The only fuchsias I saw growing up were in conservatories. I wrote them off as being “too ornamental”. The names like ‘Pink Marsnmallow’, ‘Danity Angel Earrings’ and ‘Bouffant’ will give you an idea of what I mean. But when I moved to the west coast and discovered the hardy fuchsias, in particular Fuchsia magellanica and it’s cultivars I was smitten. I could overlook the fussy looking hanging baskets and head right to the nursery to get my fuchias. Of course it didn’t take long before I was seeking out the fuchsias that were marginally hardy, mulching with straw, dragging pots into the basement and generally worrying. This summer really gave me a scare when the extreme heat stopped flower production and generally made my fuchsias look weak. But now that our famous cool moist air has returned so have the fuchsias and without a frost we could have them until November.
Fuchsias are in the Onagraceae, or primrose family. There are between 100 to 110 species, most of which are tropical or subtropical. They are primarily found in Central and South America. The hardiest F. magellanica grows as far south as Tierra del Fuego. There are also 6 species distributed through out New Zealand and Tahiti. This explains their propensity for greenhouse culture. There seems to be only guesses at the number of cultivars world wide, ranging between 5000 to 8000. Most are crosses between F. fulgens and F. magellanica are now referred to as F. x hybrida, the parentage becoming blurred from the enthusiastic interbreeding.

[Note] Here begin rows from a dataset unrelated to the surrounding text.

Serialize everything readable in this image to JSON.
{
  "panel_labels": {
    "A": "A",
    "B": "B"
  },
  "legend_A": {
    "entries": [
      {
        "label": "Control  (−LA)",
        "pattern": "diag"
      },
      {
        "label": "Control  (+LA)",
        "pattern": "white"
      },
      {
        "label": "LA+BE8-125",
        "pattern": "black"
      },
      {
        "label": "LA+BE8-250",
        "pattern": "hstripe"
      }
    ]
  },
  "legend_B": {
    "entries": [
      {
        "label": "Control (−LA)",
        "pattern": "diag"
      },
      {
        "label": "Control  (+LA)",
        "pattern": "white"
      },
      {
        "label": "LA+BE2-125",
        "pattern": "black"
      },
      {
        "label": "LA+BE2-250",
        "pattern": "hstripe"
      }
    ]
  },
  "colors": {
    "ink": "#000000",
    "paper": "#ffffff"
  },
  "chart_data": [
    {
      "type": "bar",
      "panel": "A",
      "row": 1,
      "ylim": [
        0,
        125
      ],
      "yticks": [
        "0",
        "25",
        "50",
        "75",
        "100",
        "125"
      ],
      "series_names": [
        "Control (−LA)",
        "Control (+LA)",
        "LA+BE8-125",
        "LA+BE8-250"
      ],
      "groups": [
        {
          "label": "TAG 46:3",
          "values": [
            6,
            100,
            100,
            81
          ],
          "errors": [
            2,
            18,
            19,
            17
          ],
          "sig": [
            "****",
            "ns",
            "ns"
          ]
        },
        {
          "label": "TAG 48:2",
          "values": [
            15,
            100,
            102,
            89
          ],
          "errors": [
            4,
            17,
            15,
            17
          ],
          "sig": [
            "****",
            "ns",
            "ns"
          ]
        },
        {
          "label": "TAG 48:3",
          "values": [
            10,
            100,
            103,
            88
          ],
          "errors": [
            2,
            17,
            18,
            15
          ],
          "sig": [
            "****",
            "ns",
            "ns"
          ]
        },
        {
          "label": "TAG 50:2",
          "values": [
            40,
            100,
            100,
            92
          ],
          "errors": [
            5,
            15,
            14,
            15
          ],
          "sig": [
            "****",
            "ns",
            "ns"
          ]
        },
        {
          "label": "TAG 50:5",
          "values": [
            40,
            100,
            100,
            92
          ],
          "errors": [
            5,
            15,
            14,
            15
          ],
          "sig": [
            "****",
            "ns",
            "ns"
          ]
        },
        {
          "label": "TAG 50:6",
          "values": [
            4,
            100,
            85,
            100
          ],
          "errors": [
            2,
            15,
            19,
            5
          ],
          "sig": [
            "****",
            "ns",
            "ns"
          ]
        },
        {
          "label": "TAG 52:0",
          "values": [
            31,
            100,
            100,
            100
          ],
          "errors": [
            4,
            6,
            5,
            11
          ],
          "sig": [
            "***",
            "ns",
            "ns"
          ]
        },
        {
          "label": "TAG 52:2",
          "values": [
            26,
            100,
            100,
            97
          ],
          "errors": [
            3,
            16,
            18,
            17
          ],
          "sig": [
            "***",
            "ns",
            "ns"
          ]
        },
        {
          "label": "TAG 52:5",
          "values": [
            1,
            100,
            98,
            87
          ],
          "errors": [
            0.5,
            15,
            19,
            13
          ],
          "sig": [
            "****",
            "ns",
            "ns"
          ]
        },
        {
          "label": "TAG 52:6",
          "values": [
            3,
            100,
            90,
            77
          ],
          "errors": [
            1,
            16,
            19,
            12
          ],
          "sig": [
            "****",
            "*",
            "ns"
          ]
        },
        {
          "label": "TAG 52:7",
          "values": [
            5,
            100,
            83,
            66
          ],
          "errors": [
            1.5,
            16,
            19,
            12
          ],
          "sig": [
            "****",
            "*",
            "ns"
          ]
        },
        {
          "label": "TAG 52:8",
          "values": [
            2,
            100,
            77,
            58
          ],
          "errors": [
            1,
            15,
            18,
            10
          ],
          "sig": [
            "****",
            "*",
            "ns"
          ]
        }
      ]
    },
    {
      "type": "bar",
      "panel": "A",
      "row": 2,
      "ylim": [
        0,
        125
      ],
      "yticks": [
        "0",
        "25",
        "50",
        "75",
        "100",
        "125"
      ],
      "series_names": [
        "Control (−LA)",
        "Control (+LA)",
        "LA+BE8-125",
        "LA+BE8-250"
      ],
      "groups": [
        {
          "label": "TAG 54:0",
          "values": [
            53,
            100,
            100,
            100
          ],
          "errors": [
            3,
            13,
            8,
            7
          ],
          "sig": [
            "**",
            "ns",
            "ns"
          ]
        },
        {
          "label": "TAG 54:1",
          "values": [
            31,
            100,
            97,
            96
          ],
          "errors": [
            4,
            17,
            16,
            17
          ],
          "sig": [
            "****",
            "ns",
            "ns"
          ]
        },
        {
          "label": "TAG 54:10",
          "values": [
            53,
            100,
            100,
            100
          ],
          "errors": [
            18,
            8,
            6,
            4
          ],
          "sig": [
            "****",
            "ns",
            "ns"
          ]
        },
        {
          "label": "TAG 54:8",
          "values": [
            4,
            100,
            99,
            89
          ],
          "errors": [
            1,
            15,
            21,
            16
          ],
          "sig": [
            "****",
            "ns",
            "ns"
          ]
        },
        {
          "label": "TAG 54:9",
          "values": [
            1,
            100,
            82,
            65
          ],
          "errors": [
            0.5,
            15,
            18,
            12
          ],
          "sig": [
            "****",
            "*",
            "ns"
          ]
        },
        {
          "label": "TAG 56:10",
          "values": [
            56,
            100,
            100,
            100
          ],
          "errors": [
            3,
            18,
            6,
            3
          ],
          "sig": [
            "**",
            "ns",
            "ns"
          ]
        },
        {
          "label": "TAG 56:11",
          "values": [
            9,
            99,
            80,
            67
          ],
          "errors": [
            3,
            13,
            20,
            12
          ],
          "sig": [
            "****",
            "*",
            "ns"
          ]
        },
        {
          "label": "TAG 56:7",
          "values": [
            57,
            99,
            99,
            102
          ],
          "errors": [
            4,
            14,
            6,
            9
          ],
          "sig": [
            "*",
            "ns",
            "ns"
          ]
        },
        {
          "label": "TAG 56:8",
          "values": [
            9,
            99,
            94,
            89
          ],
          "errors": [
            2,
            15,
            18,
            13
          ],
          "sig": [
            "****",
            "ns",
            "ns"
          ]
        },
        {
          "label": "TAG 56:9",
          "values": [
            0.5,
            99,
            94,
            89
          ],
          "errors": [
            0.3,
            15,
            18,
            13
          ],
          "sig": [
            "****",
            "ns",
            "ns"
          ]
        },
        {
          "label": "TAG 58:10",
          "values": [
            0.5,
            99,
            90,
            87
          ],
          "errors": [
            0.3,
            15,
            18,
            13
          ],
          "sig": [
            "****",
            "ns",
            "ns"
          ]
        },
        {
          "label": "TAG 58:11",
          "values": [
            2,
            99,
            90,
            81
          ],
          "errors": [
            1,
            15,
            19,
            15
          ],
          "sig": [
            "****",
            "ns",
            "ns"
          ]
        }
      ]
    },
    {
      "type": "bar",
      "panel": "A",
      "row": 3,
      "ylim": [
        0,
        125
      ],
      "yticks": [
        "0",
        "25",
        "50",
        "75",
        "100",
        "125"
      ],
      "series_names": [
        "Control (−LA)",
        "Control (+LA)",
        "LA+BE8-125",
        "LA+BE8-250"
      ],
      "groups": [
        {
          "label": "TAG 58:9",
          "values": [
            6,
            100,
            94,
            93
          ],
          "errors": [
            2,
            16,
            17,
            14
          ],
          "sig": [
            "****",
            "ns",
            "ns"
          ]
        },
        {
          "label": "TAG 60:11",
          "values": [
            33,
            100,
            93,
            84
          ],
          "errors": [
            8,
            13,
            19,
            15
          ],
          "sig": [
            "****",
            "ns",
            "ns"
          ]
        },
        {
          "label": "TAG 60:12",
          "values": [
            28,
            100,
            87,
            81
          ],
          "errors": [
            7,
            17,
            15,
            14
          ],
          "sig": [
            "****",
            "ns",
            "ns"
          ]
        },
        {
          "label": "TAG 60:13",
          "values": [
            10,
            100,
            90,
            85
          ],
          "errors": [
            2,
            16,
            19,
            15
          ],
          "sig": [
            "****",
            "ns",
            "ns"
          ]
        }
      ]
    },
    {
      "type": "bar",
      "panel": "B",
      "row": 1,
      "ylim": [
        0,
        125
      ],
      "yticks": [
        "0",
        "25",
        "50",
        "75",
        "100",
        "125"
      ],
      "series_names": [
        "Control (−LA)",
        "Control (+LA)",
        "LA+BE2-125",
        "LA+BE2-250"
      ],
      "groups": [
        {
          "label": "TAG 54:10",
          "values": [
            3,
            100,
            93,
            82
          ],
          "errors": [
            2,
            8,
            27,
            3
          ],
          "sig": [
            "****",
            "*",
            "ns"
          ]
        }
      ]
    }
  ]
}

I am particularly lucky to live in the Northwest and to have a client whose garden is well situated for hardy fuchsia cultivation. Here are some of my favorites:
Fuchsia magellanica var gracilis 'Aurea' has performed incredibly well in a very sunny border that tends toward dryness, not usually recommended for fuchsias. It's startling yellow foliage sets off the red and purple flowers. It often winters over without die back, though when it doesn't it shows no reluctance to grow vigorously from the roots.
'Cardinal' was sold to me as hardy. I have my doubts. It absolutely flagged in this summer's heat, I was ready to pull it out. Luckily I didn't, it is now over 3 feet tall and heavy with flower.
'Leverkusen' is a new one in the Northwest, with promises of hardiness. We will see. I bought it in bloom in April and it has not ceased since. It also did not like the heat, dropping flowers and looking fatigued. It bounced back remarkably though and shows no sign of giving up. The cerise flowers packed densely make an incredible display in a half shady corner of my client's garden.
F. magellanica 'Variegata' is another super hardy one with great foliage setting off the scarlet and purple flowers. It reads very nicely from a distance in one of the more expansive parts of the garden.
'Lambada' is a lovely fuchsia possibly hardy with mulching. Though listed as heat tolerant and a prolific bloomer by The Earthworks Fuchsias, it was reluctant to grow or bloom in the summer heat, now it sends out new growth and plenty of flowers. A month after the party , of course.
This is 'California' the only fuchsia I need. The combination of flamingo pink and coral is cheerful without being insipid. The guys at Joy Creek Nursery in Oregon, a great source for hardy fuchsias, said it was hardy for them. This is one I love too much to put to the test, I'll drag it into the cool greenhouse for the winter.